День, предшествующий тёмной ночи Самайна, впервые за долгое время выдался тёплым и солнечным. И ты не удержался от искушения скоротать его под любимыми тисами, на любимой реке.

Я узнала об этом, лишь когда завершила с гувернанткой все уроки, что должна была выполнить, и не обнаружила тебя ни в твоих покоях, ни в своих собственных, ни где-либо ещё. К тому времени на моём окне уже горели свечи в резных подсвечниках-фонарях, не впуская густеющую тьму снаружи. Из окна был виден лес на том берегу реки – над ним умирал последний цвет солнца, алый, как иные из срезанных мною роз.

У твоего гувернёра я узнала, что ты покончил с обучением раньше меня.

В отличие от кого-либо другого в этом доме, мне не требовалось думать дважды, чтобы понять, чем ты решил заняться после.

Следующее, что я запомнила, – как бегу по саду с фонарём в руке, задыхаясь, комкая у бедра муслиновую юбку домашнего платья.
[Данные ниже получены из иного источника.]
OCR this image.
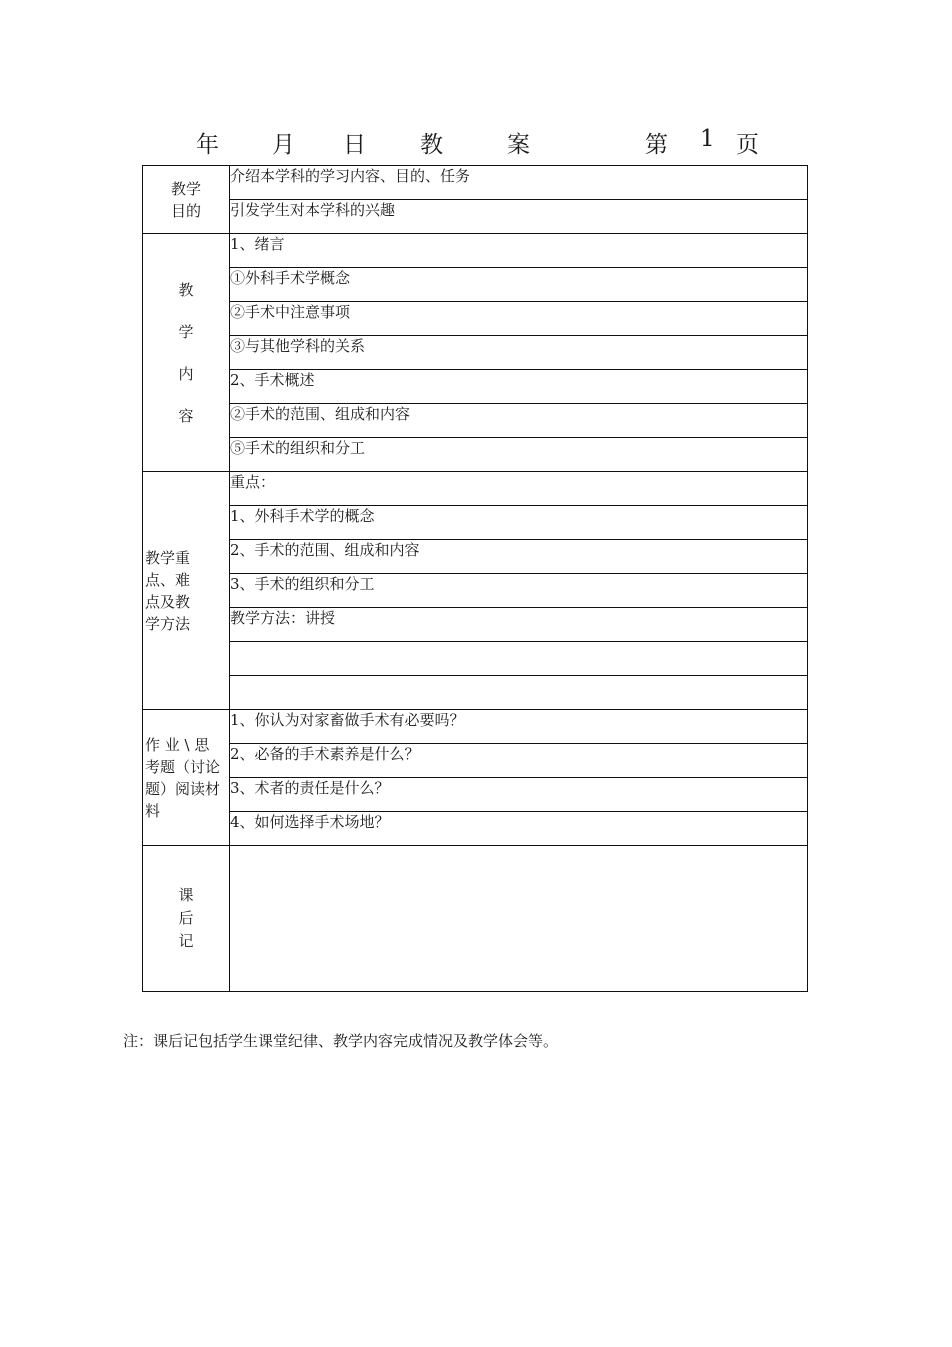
年 月 日 教	案	第 1 页
教学
目的	介绍本学科的学习内容、目的、任务
	引发学生对本学科的兴趣

教
学
内
容	1、绪言
	①外科手术学概念
	②手术中注意事项
	③与其他学科的关系
	2、手术概述
	②手术的范围、组成和内容
	⑤手术的组织和分工

教学重
点、难
点及教
学方法	重点：
	1、外科手术学的概念
	2、手术的范围、组成和内容
	3、手术的组织和分工
	教学方法：讲授

作 业 \ 思
考题（讨论
题）阅读材
料	1、你认为对家畜做手术有必要吗？
	2、必备的手术素养是什么？
	3、术者的责任是什么？
	4、如何选择手术场地？

课
后
记	

注：课后记包括学生课堂纪律、教学内容完成情况及教学体会等。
Бегу сквозь сумрак, слишком густой для закатного часа, и холод, слишком жгучий для конца октября. Этот холод становился лишь пронзительнее, пока я приближалась к старым тисам, и ещё прежде, чем я наконец достигла речного берега и нашла тебя, он подсказал мне: что-то не так.

…я узрела её лишь на несколько мгновений. Длинное платье – белое и мерцающее в полутьме, лицо против твоего лица – белое и прекрасное, пальцы на твоей щеке – белые и изящные, рука на твоём плече – белая и по-матерински нежная. Она казалась одновременно призрачной и более настоящей, чем всё, что тебя окружало.

Я не знала, кто она, – и вместе с тем сразу это поняла.

Она склонилась над тобой, заглядывая в глаза и улыбаясь. Ты сидел на давно облюбленном камне, цепляясь за гитару так, словно инструмент стал единственным и последним защитным барьером между тобой и гостьей с Той Стороны.

Я выкрикнула твоё имя – и, выпрямив стан, окутанный плащом из позёмки, гостья исчезла.

Я подбежала к тебе по траве, хрусткой и заиндевелой там, где ступала одна из Дивного Народа. Дрожащими руками обняла так крепко, как не обнимала никогда прежде.

– Она звала меня «маленький рифмач», – прошептал ты. Лицо твоё сделалось почти таким же белым, как у неё. – Звала меня с собой.

– Всё позади. Она ушла, – говорила я, силясь поднять тебя. – Но нам пора домой, пока она не вернулась.